Torquedo, 16

Il n’y a jamais eu d’automne comme celui-ci, aussi clair. Devinent-ils que, pour eux, il n’y en aura pas d'autre, que c’est le dernier, qu’ils doivent en savourer chaque seconde?
Après la sieste, ils prennent la voiture pour rouler au hasard en écoutant de la musique. Ils sont enfermés à l’intérieur d’un habitacle de musique qui se déplace dans la lumière d’automne. On ne sait pas ce qu’ils se disent, sans doute des banalités, des souvenirs qu’ils évoquent avec peu de mots. Il ne reste aucun malentendu dans leur vie, aucune zone d’ombre à éclaircir, aucun nœud à défaire. Ils se sont connus enfants, ils se sont vu vieillir, ils savent tout l’un de l’autre. Chaque détail du corps de l’un imprimé dans la mémoire de l’autre, comme une brûlure.
Ils roulent lentement, sur des routes désertes, avec le soleil qui darde ses rayons dans les feuillages, entre les fûts. Une des dernières choses qu’ils écoutent ensemble, je crois que ce sont des lieder de Gustave Malher. À un moment, ils s’arrêtent aux bord de la route pour admirer un point de vue sur la vallée, dans la brume légère du soir.
Ils descendent de voiture, ils font quelques pas et soudain, sous les grands marronniers, ils aperçoivent un couple de personnes qui se déplacent, elles aussi, les pieds dans les amas de feuilles mortes.
Ils entendent le bruit de leurs pas dans les feuilles mortes.
De loin, le bruit de leurs pas leur parvient comme s’ils étaient tout près.
La femme est vêtue de ce qui apparaît alors comme une superposition d’étoffes de différentes couleurs, qui flottent autour d’elle, jusqu’à ses pieds.
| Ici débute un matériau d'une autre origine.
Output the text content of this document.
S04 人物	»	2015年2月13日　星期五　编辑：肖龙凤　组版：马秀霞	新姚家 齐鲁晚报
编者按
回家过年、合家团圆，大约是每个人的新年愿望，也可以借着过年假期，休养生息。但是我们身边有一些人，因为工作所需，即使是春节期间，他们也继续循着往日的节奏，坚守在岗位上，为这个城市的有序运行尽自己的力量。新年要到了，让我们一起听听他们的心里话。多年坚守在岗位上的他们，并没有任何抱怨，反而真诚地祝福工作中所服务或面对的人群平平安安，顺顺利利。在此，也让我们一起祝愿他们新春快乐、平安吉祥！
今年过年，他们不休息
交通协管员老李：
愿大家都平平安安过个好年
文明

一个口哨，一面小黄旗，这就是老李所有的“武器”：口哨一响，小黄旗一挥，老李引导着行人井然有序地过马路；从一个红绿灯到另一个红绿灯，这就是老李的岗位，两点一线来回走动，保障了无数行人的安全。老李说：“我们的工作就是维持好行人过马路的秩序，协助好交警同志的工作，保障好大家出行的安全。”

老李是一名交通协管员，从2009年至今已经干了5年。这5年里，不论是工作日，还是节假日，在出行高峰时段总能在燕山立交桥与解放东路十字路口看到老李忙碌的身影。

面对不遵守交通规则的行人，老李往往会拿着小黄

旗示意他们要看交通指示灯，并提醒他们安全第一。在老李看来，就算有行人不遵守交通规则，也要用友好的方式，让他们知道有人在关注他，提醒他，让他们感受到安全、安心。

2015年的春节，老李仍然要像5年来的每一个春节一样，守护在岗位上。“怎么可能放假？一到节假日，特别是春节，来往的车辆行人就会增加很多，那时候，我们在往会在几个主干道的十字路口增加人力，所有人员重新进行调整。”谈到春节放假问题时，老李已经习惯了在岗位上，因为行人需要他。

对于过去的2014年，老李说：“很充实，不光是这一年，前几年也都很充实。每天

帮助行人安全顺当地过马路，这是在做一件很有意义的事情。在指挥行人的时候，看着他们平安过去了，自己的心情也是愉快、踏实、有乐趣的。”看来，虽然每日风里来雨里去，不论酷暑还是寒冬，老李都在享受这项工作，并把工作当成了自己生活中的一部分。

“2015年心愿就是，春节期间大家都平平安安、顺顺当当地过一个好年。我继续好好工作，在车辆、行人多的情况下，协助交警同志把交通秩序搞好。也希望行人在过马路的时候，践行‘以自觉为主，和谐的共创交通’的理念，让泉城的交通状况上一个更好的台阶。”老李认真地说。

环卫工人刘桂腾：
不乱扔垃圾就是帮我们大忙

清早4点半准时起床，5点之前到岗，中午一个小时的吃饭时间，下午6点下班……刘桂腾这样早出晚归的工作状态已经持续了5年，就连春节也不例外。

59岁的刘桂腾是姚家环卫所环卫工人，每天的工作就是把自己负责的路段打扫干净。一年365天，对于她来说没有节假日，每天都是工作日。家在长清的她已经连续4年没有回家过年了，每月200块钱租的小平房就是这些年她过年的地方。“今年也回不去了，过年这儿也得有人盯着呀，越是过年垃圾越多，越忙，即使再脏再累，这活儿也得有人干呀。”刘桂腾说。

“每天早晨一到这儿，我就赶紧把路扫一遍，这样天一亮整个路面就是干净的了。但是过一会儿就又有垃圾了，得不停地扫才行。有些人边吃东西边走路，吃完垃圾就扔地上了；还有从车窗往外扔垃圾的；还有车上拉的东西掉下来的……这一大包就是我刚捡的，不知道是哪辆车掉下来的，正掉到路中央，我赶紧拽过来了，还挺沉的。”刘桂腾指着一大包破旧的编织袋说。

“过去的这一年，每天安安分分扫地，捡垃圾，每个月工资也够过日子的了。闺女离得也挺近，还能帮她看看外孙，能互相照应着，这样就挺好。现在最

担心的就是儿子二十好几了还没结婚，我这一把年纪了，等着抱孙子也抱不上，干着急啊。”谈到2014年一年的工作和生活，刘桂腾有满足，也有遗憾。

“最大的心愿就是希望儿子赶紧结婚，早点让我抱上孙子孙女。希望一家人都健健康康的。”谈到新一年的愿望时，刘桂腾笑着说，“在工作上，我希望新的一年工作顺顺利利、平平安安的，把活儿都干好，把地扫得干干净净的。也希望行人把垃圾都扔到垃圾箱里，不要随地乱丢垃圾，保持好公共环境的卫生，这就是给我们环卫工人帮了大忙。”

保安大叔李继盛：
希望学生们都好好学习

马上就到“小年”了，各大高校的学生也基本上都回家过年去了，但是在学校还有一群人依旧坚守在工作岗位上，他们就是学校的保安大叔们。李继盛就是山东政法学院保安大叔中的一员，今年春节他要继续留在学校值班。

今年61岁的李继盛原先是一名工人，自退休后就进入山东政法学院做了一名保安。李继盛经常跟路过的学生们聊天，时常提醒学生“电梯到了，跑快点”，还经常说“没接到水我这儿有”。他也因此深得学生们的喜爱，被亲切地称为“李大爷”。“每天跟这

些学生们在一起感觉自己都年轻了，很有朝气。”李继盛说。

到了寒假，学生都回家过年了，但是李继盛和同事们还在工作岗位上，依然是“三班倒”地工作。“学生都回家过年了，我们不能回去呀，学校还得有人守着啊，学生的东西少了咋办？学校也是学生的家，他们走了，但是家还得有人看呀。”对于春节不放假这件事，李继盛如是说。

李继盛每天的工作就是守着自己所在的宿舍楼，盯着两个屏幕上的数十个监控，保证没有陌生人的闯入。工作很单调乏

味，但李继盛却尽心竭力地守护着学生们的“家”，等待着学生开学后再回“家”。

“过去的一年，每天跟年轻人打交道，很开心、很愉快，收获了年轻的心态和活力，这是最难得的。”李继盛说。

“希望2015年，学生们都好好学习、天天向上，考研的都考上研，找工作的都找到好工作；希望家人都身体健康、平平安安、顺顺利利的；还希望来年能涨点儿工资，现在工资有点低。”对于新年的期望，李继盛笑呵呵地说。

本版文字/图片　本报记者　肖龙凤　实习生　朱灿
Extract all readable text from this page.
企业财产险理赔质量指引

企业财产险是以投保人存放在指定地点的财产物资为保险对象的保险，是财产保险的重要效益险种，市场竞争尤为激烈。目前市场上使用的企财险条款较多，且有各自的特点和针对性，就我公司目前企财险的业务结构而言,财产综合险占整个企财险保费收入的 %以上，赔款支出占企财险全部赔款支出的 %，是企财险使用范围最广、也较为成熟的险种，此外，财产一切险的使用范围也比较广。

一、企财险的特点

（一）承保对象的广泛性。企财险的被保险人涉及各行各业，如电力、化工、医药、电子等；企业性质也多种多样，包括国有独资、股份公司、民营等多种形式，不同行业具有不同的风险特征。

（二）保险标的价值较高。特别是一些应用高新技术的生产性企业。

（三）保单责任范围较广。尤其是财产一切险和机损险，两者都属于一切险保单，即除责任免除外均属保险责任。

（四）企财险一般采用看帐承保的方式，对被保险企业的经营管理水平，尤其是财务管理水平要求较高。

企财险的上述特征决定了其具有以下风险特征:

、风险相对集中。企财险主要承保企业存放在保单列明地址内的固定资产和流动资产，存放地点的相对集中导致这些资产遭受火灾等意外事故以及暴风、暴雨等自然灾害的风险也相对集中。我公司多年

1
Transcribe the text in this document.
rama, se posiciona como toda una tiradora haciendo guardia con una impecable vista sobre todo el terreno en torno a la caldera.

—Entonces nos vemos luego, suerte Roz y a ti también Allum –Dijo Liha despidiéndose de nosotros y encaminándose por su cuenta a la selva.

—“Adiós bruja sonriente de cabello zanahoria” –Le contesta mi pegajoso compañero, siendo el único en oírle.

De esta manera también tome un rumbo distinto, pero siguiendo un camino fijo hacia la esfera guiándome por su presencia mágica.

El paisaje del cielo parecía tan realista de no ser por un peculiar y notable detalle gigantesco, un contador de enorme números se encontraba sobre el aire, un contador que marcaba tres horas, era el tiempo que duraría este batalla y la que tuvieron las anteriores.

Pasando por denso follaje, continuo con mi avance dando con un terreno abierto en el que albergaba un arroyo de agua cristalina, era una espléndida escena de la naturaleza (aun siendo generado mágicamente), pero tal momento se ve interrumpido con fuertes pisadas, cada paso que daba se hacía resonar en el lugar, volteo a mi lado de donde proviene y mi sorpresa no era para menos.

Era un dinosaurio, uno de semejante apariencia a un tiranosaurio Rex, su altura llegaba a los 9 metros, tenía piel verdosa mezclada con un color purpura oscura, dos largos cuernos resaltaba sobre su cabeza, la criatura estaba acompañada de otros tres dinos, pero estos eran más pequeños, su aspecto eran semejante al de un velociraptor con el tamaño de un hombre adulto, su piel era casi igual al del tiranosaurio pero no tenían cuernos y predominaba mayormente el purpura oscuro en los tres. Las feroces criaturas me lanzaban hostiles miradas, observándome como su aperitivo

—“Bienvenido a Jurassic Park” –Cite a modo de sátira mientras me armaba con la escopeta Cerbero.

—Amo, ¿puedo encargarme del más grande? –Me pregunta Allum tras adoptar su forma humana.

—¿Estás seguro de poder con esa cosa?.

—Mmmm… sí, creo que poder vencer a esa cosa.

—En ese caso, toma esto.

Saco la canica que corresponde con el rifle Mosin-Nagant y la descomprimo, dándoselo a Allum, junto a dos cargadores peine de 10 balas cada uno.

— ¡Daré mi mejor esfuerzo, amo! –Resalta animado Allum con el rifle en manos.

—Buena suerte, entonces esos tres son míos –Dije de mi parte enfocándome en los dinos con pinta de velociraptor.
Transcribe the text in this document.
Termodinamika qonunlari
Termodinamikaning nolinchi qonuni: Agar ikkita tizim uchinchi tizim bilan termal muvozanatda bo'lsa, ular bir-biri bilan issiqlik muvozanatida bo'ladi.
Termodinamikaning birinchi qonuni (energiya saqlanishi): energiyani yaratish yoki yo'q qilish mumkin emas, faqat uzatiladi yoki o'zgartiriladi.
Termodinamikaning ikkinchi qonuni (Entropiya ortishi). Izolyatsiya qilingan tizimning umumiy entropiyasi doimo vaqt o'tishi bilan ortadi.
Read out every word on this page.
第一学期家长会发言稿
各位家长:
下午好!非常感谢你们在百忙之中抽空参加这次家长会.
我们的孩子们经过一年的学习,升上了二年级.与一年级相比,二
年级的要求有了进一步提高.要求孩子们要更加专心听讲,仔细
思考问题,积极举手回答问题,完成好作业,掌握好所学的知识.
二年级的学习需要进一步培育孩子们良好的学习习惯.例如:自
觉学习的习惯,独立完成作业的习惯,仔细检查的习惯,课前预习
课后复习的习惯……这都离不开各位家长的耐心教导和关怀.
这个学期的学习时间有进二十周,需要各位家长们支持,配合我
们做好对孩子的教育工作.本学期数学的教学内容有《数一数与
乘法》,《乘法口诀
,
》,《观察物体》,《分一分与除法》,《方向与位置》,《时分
Et surtout, le plus étrange est qu’elle porte sur la tête une cagoule blanche. Son visage est caché. 
Les deux couples se regardent puis se détournent. Ils s’évitent, glissent derrière les arbres, dans le soleil qui décline. Puis, de nouveau, ils se font face, de loin, arrêtés, immobiles, sans tenter de se rapprocher, sans un geste de connivence, sans rien dire.
À leur retour à l’auberge, Eugène est assis au bord du lit, tandis que Nora lui tourne le dos, debout à la fenêtre. Dehors, il fait nuit.
— Qu’avons-nous vu? interroge-t-il d’une voix blanche.
Et Nora, sans se retourner:
— Nous avons vu une femme qui portait une robe de Martin Margiela.
— Je veux parler de la cagoule qui faisait d’elle un fantôme. Penses-tu qu’elle avait besoin de cacher son visage, parce que quelque blessure ou quelque maladie l’avait défigurée?
— Oui. Peut-être. C’est possible. Ils seraient venus se cacher là, dans la montagne. Mais aussi cagoule va avec la robe.
— Que veux-tu dire?
— Souvent Martin Margiela a fait défiler ses mannequins, dans les lieux les plus improbables, avec des cagoules sur la tête.
— Il explique pourquoi?
— Il dit que la robe apparaît mieux ainsi et, dans cette robe, les mouvements du corps.
Nora hésite, puis elle ajoute:
— Cette femme était belle. J’aurais voulu m’approcher, j’ai failli le faire, mais j’ai senti que, près de moi, tu avais peur, que tu m’aurais retenue.
— C’est vrai, j’avais peur. D’une main, je t’aurais retenue. Et je ne comprends pas. L’argument de Margiela vaut pour un défilé, pas pour une promenade dans la campagne, un soir d’automne. Et l’homme nous regardait aussi.
— Oui, il nous regardait. On aurait dit un Persan. Il te ressemblait. Je n’ai pas vu leur voiture.
— Elle pouvait être un peu plus loin, sous d’autres arbres, n’importe où. Mais descendons, s’il te plaît. Maintenant j’ai froid.
Nora se retourne, elle se rapproche du lit au bord duquel Eugène est toujours assis. Il lève la tête et la regarde, le visage inquiet, comme découragé. Elle passe la main dans ses cheveux.